Sytuacja w całym kraju zaczęła się jednak komplikować. Po obaleniu w 1931 r. monarchii Hiszpania stała się republiką. Lewicowe władze wprowadzały antykościelne ustawy. Usunięto ze szkół lekcje religii, wypędzono z kraju jezuitów, działalność innych zakonów podporządkowano państwu. Coraz częściej też dochodziło do ataków na duchownych i działaczy katolickich oraz do podpaleń kościołów. W 1936 r. w wielu miejscach Hiszpanii wybuchła anarchistyczna rewolucja.

Zatrzymany do wyjaśnienia

Kantabria uchodziła za konserwatywny region. Jednak i tu w 1936 r. władzę przejęła lewica. Gubernatorem został socjalista Juan Ruiz Olazarán, z zawodu kelner, mający za sobą kryminalną przeszłość. Kierownictwo aparatu bezpieczeństwa objął Manuel Neila Martín. Przed wojną sprzedawca w sklepie, a przy tym mistrz strzelecki, jako policjant okazał się miłośnikiem tortur. Dorobił się też pokaźnego majątku na grabieniu aresztantów. Wojskowi popierający gen. Francisco Franco próbowali wzniecić w Kantabrii powstanie, ale ponieśli szybką klęskę.
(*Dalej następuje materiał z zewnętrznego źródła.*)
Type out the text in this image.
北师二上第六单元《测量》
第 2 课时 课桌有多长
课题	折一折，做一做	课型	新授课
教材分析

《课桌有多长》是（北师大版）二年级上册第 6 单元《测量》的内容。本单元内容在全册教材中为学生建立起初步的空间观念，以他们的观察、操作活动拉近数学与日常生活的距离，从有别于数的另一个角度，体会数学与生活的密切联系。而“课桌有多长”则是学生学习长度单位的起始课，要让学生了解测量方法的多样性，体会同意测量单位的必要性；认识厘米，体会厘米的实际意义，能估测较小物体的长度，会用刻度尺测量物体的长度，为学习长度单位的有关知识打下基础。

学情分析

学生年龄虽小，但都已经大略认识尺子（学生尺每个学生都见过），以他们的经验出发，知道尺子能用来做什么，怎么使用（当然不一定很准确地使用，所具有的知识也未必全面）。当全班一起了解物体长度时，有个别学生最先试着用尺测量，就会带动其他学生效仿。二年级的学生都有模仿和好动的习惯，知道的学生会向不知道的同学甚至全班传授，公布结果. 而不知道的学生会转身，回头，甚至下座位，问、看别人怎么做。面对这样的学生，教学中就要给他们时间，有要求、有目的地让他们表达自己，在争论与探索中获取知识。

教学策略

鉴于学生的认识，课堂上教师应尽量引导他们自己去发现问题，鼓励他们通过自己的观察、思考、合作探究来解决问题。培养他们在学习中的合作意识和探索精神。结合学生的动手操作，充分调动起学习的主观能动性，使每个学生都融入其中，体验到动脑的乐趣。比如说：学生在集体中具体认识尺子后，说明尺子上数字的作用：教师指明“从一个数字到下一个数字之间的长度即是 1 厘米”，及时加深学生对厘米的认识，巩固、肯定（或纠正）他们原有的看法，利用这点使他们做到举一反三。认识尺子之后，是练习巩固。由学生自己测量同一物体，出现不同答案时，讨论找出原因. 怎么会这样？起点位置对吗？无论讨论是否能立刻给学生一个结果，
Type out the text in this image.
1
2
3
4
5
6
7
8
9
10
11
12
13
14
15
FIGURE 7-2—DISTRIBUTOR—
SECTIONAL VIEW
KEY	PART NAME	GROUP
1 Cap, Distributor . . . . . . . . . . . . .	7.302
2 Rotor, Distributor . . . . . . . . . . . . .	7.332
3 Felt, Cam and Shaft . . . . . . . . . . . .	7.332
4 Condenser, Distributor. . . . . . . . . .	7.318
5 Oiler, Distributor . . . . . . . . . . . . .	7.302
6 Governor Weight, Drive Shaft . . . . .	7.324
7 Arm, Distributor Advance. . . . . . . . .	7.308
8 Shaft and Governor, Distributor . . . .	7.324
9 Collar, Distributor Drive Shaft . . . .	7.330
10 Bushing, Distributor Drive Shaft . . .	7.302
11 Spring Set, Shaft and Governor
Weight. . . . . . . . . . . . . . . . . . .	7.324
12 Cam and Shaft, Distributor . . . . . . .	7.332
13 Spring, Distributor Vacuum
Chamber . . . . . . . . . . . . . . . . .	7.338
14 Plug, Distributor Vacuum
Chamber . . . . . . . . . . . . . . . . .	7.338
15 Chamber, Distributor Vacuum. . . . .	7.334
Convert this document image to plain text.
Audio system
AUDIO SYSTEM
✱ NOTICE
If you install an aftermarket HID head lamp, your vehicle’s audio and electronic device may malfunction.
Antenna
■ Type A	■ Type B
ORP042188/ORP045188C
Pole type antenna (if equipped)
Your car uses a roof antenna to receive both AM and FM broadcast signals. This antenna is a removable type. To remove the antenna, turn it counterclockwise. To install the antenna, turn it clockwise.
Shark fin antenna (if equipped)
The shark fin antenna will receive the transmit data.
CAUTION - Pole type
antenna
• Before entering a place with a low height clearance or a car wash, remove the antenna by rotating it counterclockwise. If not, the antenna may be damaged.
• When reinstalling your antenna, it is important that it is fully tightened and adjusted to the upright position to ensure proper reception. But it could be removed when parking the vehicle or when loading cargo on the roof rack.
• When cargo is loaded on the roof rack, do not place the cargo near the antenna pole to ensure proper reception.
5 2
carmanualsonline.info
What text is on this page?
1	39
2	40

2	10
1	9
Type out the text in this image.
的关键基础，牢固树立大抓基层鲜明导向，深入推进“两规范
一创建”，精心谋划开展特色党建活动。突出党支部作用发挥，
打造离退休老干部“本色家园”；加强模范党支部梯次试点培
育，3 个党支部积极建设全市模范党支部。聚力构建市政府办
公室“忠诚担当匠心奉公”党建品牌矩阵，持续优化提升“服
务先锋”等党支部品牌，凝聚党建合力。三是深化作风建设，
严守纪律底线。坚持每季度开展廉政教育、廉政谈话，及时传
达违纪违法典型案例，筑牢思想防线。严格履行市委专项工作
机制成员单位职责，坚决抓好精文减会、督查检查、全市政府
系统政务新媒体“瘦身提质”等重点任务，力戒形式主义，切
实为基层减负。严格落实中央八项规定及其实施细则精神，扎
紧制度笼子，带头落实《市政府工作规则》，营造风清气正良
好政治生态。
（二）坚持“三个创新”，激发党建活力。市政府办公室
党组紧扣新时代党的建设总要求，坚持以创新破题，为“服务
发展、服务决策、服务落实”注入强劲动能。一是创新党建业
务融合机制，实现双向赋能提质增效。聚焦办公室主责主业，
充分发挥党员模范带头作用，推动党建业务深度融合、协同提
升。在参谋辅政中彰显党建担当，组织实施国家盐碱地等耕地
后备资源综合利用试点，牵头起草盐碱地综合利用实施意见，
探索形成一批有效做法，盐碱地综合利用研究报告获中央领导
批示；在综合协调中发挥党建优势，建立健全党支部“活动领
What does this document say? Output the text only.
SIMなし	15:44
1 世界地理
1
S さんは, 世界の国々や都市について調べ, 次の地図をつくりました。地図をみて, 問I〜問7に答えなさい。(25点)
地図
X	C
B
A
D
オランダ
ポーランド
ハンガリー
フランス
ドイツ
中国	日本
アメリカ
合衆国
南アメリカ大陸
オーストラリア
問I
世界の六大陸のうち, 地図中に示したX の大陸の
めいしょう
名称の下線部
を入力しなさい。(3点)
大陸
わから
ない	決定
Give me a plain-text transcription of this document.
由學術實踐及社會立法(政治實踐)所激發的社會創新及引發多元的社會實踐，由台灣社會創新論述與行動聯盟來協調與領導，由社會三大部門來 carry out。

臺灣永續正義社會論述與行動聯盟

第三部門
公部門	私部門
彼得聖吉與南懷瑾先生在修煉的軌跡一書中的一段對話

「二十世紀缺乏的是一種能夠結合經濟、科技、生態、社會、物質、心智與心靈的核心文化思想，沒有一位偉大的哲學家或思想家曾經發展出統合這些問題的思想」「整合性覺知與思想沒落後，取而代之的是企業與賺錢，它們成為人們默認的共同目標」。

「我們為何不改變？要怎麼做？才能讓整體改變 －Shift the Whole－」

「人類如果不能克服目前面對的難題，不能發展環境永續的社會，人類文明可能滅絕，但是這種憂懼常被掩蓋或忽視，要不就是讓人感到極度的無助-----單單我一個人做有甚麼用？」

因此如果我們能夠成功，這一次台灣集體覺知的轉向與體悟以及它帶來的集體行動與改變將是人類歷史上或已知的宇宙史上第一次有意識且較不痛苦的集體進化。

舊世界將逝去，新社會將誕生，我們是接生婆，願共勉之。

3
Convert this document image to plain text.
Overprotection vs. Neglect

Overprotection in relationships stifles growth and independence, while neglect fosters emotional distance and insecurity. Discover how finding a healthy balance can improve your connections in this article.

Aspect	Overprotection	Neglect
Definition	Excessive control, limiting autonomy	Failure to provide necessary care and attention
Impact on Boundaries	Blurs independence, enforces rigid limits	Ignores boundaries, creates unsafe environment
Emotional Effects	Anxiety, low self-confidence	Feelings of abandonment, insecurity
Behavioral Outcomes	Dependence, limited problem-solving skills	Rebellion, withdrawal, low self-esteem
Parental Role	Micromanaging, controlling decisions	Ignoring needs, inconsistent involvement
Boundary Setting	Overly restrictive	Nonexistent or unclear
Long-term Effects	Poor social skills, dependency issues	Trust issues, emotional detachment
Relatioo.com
Natychmiast po zainstalowaniu marksistowskiego reżimu lokalne władze zaczęły prześladowanie Kościoła. Zabroniono publicznego odprawiania modlitw. Dochodziło do profanacji miejsc kultu i ataków na katolików. Niektóre źródła podają, że zniszczono 54 kościoły. W całym okresie swoich rządów lewica z Santander zabiła 1,7 tys. katolików, frankistów i innych osób. Obiektem prześladowań stał się także ks. González. Zakazano mu odprawiania Mszy św., udzielania chrztów, bicia w dzwony i organizowania procesji. W romańskiej świątyni, gdzie posługiwał, zaczęto wyburzać kaplicę. Normą stały się rekwizycje parafialnego majątku. Pewnej nocy nieznani sprawcy wrzucili do zakrystii butelki z łatwopalnym płynem. 2 września zamknięto kościół. Odtąd proboszcz z Santonii mógł odprawiać Eucharystię jedynie w swoim mieszkaniu. Do potrzebujących wypuszczano go tylko w wyjątkowych wypadkach, a w dodatku za każdym razem wymagana była zgoda burmistrza. Tylko raz udało mu się wydostać bez zezwolenia do umierającego.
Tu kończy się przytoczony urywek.